Album Review
Ensoulment
BY THE THE


by Joe Vickrey
After decades of silence, The The returns with one of the most interesting, thought-provoking, introspective releases of the group's career. This is an album that not only deserves your full attention — it commands it.
The The will forever be the hardest band name to Google, but if you do find them, you can rest with a surety that you’re in the know. Since 1980, The The has been singer Matt Johnson’s only moniker, and the group has featured a long list of ever-changing musicians in the lineup. While 1982’s Soul Mining has been widely praised as a masterpiece, 1992’s Dusk is one of my all-time favorite albums, with “Love is Stronger Than Death” and “Lonely Planet” being what I would consider to be two of the best songs ever made.
After 2001’s NakedSelf, the lights went out on The The. Until now. That’s right, we got a new album from The The before GTA 6.
Matt Johnson is back and he seems quite openly repulsed by the state of the world.
Photo by Christie Goodwin
If you were to resurrect yourself, what would you open with? We’ve seen it in countless films with corny lines and marketable slogans, but Matt’s unmistakably twisted baritone croon steps out of the shadows with no signs of aging. He begins, “Servile - surveilled; dumbed down - curtailed; screen-grabbed - down-ranked; Un-tagged - de-banked.” That’s a lot of ground to cover before we’re thirty seconds in. “Cognitive Dissident” reads more like a college thesis than a pop song, but it’s more interesting than either.
“Life After Life” is the climax of the album. Brought to you by the official lounge band of purgatory, it’s potentially the most intensely thought-provoking song I’ve ever heard.
Each lyric could be meditated on, but the song revolves around the questions, “Are there things you should’ve said, but didn’t say (life after life)? Are there things you should’ve done, but didn’t do (life after life)? Remembering where you were before you were you.” I’m sorry if you didn’t expect such a philosophical deep dive when you decided to read this, but that’s exactly why it excites me. It’s soul-searching self-expression. It’s reaching beyond what’s understood and it left me reaching as well.
The instrumentation on the album revolves around a guitar, bass, drum trio with a host of other guests including some strings, synths, ethereal eerie textures, and an occasional backing vocalist or three. Having to fill in the shoes of Johnny Marr and other incredible guitarists who came before him, Barrie “Little Barrie” Cadogen sounds right at home as part of the lineup on this record. In addition to the dozen or so very beautifully voiced guitar parts, he co-wrote “Cognitive Dissident” and “I Hope You Remember (what I can’t forget).” Barrie’s contributions to the album can’t be understated. His sensibilities add such a depth to help make this one of the most interesting albums The The have.

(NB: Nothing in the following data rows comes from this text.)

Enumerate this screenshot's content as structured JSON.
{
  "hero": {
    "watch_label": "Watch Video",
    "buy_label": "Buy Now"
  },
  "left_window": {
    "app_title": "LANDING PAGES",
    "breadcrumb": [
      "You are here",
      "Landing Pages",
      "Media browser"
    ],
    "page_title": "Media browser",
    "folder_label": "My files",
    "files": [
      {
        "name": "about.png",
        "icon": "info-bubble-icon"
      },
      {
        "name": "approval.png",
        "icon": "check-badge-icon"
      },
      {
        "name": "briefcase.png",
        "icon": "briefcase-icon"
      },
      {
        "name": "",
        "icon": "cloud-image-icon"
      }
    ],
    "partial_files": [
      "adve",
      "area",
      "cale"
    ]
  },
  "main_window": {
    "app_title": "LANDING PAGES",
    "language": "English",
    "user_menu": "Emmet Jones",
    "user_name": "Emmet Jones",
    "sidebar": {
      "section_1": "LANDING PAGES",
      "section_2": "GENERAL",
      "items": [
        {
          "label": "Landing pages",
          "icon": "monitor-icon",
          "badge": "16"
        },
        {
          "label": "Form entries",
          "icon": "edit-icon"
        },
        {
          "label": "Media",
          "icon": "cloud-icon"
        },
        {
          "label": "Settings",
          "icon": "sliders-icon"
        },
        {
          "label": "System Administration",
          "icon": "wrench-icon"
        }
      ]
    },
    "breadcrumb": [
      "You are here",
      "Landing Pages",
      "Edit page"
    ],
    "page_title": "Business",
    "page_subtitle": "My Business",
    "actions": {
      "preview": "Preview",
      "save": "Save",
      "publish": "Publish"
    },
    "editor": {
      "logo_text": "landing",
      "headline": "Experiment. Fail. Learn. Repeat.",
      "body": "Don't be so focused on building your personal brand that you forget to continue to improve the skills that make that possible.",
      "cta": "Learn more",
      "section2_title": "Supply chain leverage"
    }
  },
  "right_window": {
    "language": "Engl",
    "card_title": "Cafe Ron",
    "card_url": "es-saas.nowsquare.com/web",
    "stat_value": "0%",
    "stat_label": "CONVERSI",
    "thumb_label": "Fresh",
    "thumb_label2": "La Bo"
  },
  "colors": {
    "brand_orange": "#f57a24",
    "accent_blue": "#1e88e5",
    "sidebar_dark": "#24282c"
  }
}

The last three tracks are some of Matt Johnson’s most introspective, gentle songs to date, but I fear they won’t be heard by a sizable portion of listeners before they reach the conclusion of the story. Some listeners (not you), might find the album a bit long for being so far off the traditional mark. “Too much spoken word with doctorate level vocabulary.” I can hear them saying it now. And they’re wrong!
Photo by Nataworry Photography
In general, I feel like album-ending tracks tend to get a bit lost in the age of streaming, but I can’t recommend these ones enough.
Ensoulment is a fantastic return from a cult classic group that seemed gone for good. It’s both a dark pop-up storybook outlook on civilization and a disturbed puppet show about questioning mortality and the eternal nature of the soul. This is an album meant to be turned on and listened to with the listeners full attention, and it deserves just that. With all that in mind,
“Some things are best experienced, not explained.”